Media & Culture

Anthropic’s Mythos breach was humiliating

Hackers accessed a 'too dangerous' AI model via a lucky guess

Deep Dive

Anthropic's tightly controlled rollout of Claude Mythos has taken an embarrassing turn. After weeks of insisting the AI model is so capable at cybersecurity that it's too dangerous for public release, a small group of unauthorized users gained access on the day Anthropic announced plans to offer it for testing. According to Bloomberg, the breach relied on an educated guess about the model's online location, using information exposed in a prior breach of Mercor (an AI training data company) and insider knowledge from contract work. Security researcher Lukasz Olejnik called it an 'entirely imaginable' failure that the cybersecurity industry has handled for 20 years, suggesting Anthropic should have anticipated it given the known Mercor breach.
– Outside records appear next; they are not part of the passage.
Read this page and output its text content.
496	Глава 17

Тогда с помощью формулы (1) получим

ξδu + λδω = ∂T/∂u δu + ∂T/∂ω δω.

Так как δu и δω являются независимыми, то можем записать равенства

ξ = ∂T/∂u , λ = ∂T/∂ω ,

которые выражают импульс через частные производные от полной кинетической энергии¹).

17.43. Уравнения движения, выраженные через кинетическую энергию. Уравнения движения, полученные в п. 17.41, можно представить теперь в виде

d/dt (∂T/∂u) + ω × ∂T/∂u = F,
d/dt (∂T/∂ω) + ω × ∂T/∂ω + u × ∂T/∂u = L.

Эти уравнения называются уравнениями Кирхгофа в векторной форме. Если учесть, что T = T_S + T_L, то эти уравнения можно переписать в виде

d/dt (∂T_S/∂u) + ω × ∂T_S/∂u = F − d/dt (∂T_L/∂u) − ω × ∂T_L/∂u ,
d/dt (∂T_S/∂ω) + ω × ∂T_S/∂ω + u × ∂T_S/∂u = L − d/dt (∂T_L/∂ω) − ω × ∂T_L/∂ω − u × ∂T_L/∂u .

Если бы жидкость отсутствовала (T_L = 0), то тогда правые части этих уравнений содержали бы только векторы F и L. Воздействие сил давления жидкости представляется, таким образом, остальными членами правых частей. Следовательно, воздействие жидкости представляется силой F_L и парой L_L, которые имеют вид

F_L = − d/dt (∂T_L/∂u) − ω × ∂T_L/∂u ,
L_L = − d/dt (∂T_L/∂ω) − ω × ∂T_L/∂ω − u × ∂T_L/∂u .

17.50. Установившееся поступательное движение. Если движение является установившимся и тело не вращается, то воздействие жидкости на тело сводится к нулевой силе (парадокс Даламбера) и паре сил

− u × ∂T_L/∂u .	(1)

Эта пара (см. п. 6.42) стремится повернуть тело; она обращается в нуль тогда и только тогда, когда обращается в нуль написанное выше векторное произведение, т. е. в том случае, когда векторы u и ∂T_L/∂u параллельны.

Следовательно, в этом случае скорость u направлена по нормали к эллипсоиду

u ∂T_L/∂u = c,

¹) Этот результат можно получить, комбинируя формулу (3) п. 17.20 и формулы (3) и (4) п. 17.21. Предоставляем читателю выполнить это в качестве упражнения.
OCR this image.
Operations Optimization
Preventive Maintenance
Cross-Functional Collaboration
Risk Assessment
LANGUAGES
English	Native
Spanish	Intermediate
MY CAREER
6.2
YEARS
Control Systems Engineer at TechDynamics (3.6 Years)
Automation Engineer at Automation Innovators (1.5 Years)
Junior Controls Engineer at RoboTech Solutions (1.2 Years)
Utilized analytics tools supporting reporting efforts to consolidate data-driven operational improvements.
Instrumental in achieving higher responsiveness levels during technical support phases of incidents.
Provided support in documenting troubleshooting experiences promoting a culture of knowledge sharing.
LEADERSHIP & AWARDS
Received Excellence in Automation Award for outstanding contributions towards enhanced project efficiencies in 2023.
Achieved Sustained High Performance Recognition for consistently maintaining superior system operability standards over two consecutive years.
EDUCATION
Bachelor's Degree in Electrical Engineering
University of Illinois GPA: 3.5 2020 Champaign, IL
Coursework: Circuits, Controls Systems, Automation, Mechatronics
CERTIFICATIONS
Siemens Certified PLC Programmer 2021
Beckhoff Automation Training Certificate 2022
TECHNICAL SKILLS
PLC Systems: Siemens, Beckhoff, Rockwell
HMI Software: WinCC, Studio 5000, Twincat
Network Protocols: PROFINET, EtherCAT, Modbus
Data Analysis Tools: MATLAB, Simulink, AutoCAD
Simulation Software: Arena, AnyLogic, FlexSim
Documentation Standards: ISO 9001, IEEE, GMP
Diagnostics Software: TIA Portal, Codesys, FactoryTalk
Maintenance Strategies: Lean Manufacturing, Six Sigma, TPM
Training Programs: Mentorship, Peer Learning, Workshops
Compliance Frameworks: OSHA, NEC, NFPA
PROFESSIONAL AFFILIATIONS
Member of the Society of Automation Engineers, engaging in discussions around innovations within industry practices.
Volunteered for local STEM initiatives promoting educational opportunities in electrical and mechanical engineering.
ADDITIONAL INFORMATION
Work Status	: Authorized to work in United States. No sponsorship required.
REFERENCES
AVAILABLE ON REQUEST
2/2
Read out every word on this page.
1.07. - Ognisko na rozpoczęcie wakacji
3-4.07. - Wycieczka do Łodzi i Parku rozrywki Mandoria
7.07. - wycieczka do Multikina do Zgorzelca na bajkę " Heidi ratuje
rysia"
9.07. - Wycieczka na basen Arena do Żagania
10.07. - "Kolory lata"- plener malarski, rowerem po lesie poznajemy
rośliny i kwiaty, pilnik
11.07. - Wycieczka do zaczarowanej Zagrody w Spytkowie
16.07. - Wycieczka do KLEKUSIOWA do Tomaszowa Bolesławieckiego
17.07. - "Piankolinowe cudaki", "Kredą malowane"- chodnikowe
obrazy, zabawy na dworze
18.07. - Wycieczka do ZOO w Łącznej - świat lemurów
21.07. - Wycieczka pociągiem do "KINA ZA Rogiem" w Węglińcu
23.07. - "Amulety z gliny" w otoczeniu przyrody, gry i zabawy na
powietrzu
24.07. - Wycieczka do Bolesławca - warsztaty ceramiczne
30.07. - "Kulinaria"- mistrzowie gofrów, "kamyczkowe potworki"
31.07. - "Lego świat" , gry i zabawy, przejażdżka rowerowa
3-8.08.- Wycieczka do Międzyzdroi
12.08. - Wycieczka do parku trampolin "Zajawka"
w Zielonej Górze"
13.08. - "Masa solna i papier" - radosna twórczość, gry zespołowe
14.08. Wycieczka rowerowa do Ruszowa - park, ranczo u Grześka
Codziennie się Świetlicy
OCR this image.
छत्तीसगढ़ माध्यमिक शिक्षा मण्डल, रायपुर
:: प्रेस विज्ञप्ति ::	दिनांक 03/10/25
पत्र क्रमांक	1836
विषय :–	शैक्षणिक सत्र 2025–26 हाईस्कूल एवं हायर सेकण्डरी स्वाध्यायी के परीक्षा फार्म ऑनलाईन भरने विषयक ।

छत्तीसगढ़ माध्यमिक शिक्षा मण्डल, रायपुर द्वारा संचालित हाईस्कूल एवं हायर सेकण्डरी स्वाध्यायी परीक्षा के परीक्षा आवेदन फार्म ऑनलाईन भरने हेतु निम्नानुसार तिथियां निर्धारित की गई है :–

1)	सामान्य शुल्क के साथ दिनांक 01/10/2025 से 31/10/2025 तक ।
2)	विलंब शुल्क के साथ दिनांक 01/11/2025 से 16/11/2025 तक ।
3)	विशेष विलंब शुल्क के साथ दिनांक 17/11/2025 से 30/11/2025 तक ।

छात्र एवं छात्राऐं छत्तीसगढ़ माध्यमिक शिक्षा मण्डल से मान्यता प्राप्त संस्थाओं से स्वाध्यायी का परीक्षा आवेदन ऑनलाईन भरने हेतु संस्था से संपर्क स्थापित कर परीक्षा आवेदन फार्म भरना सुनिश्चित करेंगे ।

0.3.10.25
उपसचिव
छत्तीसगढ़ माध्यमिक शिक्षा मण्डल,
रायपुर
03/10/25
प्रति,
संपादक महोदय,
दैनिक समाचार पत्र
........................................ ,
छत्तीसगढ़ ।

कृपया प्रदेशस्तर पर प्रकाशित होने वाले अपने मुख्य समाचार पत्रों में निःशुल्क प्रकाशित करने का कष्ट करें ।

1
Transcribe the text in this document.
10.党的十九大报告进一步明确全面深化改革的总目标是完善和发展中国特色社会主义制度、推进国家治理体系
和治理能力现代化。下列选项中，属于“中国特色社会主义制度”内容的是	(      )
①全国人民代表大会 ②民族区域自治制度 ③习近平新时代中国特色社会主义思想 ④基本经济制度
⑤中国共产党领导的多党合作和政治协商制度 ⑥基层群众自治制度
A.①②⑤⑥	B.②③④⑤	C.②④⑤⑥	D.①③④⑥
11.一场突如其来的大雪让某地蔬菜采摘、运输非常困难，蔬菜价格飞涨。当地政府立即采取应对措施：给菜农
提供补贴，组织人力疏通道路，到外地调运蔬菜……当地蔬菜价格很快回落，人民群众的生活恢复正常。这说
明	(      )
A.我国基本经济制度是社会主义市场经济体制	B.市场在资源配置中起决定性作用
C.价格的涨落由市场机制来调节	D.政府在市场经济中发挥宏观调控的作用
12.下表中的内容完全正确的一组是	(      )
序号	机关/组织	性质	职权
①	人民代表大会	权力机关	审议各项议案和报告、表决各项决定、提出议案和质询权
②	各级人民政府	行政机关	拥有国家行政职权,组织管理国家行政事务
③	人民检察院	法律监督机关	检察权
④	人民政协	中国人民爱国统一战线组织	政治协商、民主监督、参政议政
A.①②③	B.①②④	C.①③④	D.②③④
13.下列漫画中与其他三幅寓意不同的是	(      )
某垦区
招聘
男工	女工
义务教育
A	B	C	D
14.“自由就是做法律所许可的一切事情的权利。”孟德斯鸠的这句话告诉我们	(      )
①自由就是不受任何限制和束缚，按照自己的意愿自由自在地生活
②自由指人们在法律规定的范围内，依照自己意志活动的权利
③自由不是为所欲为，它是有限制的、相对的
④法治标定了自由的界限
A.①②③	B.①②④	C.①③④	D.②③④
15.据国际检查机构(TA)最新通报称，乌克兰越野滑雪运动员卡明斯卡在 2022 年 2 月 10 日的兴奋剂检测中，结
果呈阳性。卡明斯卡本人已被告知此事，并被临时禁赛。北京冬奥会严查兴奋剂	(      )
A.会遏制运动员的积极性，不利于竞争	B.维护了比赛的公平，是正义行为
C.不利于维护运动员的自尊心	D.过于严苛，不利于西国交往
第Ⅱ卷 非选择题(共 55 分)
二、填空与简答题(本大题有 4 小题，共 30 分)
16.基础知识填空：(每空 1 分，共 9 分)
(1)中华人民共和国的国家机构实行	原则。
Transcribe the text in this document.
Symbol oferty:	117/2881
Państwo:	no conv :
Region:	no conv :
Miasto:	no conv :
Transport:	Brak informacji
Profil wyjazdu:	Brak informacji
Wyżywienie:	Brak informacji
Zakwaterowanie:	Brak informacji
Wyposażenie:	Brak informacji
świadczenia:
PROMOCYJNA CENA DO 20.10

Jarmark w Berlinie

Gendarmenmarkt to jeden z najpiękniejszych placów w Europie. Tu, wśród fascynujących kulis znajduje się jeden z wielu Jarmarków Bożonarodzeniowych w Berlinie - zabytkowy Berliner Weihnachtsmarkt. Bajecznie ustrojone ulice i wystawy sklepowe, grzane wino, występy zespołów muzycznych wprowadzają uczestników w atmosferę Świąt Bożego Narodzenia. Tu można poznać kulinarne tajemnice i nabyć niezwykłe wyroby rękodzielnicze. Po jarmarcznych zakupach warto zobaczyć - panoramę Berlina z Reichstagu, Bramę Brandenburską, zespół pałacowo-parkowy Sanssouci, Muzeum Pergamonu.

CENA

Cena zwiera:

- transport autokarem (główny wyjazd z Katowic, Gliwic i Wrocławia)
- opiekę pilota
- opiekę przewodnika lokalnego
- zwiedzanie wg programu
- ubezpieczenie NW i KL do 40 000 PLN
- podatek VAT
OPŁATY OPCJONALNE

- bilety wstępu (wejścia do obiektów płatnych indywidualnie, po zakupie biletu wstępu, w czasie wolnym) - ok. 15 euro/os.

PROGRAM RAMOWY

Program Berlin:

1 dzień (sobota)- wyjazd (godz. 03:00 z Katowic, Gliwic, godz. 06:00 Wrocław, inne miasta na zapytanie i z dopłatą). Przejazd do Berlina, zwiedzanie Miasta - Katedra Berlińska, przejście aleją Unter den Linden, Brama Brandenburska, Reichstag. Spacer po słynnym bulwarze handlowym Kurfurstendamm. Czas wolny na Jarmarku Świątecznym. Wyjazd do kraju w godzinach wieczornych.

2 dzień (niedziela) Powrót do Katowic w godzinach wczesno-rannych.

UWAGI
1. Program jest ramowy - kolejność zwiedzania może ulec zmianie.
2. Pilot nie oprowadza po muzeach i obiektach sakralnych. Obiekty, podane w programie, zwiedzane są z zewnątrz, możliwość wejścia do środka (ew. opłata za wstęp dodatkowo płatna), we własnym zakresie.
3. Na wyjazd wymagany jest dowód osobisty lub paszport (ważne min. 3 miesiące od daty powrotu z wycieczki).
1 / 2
The incident is particularly awkward for Anthropic, which built its brand on AI safety while touting Mythos's cybersecurity prowess. The company claims Mythos found vulnerabilities in every major OS and web browser, and its release was meant to be coordinated to reinforce global cyber defenses. Early reports from authorized testers, including Mozilla CTO Bobby Holley, confirm Mythos found hundreds of bugs in Firefox 150. However, Anthropic's failure to monitor access effectively—despite having logging capabilities—raises questions about its security posture. The group reportedly didn't use Mythos for cybersecurity tasks to avoid detection, a lucky break given the model's claimed dangers. Governments and financial institutions are eager for access, with the NSA reportedly involved, but CISA has been bypassed so far.

Key Points
  • Unauthorized users accessed Anthropic's Claude Mythos via an educated guess about its URL, using data from a Mercor breach and insider contract work.
  • Security researcher Lukasz Olejnik described the breach as an 'entirely imaginable' failure that Anthropic should have anticipated.
  • Anthropic had logging capabilities to detect the breach but failed to monitor effectively, despite Mythos being deemed too dangerous for public release.

Why It Matters

Undermines trust in AI safety claims and highlights systemic security gaps in high-stakes model rollouts.